Brooklyn’s first Catholic church was organized by a group of men that included Hugh McLaughlin, whose son and namesake would become Brooklyn’s Democratic Party leader; William Purcell, who worked in the Navy Yard; dairy farmer George McCloskey and County Wexford-born Peter Turner, who had come to Brooklyn from Ireland around 1800. (A bust of Turner stands in the churchyard near Jay and Chapel Streets.) After extensive fund raising they broke ground for a building in April 1822.
George H. Streeton was the architect who designed the Neo-Georgian structure, with a handsome verdigris copper-clad steeple. Before the building was constructed, Brooklyn’s Roman Catholics had to take ferries to Manhattan to worship. The building is flanked on three sides by an old cemetery — said to be the oldest Catholic burial ground on Long Island.
In Spring of 1823, lawyer and historian Gabriel Furman happily reported: “Morning early and clear and pleasant, but rather damp … This morning St. James Roman Catholic Church in this village, consecrated by the Rt. Rev. Bishop Conelly — It is the first Roman Catholic Church erected on Long Island.”
St. James became the cathedral of Brooklyn in 1853. Its bishop was John Loughlin, who served from 1853 to 1891. In 1896, with the succession of Brooklyn’s second bishop, it was officially renamed the procathedral. Pro, in this instance, means in place of, for that bishop was planning an elaborate new cathedral of his own, the giant Immaculate Conception Cathedral, which never materialized. The procathedral did not become the cathedral once again until 1972. (Cathedral means literally that church which contains the cathedra, or chair of the bishop. Size does not a cathedral make, but, rather, ecclesiastical function. Therefore there can be only one cathedral in any diocese or see).
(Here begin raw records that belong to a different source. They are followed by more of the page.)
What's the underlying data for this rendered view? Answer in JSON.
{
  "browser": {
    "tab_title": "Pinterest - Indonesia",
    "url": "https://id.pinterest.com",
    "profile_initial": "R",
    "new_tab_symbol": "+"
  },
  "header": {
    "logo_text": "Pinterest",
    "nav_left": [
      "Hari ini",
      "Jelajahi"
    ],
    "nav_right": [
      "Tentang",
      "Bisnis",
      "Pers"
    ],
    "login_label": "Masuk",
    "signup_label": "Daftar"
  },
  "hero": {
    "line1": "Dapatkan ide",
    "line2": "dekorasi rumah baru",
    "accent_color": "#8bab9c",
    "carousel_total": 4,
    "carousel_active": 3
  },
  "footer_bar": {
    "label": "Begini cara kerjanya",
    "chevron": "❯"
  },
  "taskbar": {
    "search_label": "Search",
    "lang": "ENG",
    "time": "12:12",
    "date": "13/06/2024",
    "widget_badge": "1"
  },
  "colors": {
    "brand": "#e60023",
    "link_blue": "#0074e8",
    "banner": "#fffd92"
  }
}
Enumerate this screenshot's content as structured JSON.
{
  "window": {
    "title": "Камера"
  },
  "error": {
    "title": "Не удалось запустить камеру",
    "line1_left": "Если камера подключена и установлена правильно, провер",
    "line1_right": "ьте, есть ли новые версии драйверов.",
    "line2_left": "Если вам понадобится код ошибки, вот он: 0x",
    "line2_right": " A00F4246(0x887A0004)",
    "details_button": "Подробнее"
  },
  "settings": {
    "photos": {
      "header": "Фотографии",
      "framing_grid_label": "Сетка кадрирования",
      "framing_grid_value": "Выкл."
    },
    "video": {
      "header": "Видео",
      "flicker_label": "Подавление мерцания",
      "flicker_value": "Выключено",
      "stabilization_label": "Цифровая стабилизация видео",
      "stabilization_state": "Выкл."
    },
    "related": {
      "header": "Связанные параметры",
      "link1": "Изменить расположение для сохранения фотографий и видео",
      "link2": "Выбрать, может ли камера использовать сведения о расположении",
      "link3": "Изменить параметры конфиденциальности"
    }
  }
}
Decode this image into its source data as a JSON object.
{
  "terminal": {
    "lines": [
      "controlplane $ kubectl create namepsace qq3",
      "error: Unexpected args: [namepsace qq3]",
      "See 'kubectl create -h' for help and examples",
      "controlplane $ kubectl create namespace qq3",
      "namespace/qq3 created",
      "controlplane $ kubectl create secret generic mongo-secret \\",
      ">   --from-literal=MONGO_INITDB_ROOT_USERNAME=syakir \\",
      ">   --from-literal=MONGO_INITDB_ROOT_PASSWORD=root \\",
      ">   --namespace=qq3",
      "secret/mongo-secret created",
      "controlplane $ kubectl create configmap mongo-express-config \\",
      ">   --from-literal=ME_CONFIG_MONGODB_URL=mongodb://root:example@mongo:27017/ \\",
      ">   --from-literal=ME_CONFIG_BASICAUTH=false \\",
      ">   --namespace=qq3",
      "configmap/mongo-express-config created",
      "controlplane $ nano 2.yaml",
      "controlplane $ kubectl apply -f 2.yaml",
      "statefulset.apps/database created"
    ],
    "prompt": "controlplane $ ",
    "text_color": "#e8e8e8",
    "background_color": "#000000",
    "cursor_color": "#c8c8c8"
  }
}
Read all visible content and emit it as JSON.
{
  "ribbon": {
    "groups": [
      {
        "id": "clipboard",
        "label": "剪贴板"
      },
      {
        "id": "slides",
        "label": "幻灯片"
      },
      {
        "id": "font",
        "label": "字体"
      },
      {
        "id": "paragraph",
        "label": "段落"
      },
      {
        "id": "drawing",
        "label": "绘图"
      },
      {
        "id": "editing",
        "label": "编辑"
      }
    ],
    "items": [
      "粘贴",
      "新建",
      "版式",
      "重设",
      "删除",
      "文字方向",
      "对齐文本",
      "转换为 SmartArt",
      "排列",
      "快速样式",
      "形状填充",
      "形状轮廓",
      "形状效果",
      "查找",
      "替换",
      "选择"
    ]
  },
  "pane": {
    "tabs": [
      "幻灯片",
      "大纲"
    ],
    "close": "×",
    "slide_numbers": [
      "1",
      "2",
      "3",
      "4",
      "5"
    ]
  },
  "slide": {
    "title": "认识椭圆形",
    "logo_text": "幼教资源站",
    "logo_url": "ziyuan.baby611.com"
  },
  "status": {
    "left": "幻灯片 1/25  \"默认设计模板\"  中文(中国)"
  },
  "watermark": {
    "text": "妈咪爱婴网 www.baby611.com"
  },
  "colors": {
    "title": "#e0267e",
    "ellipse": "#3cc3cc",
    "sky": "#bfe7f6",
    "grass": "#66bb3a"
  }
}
St. James is the third-oldest Catholic church in the whole of New York City, and the sixth oldest Catholic church in New York State.
In Myrna & Harvey Frommer’s book It Happened in Brooklyn (Harcourt Brace & Co.) Tom Booras, a Long Island businessman, reminisces about his boyhood in Brooklyn at a time when it was a Catholic practice to fast from midnight Saturday until Sunday morning mass in order to receive Holy Communion. He and his pals found that St. James had a 1:15 a.m. mass. He related how “… my buddies and I would hang out at a corner tavern on Jay Street, drinking beer till midnight. A quarter to one Sunday morning, we’d cross over to St. James and sit down like the little holy boys we were. A half-hour later we’d get up and walk down the aisle for communion. We’d be kneeling at the rail, and the priest passing before us would always stiffen as the smell of the beer hit him.”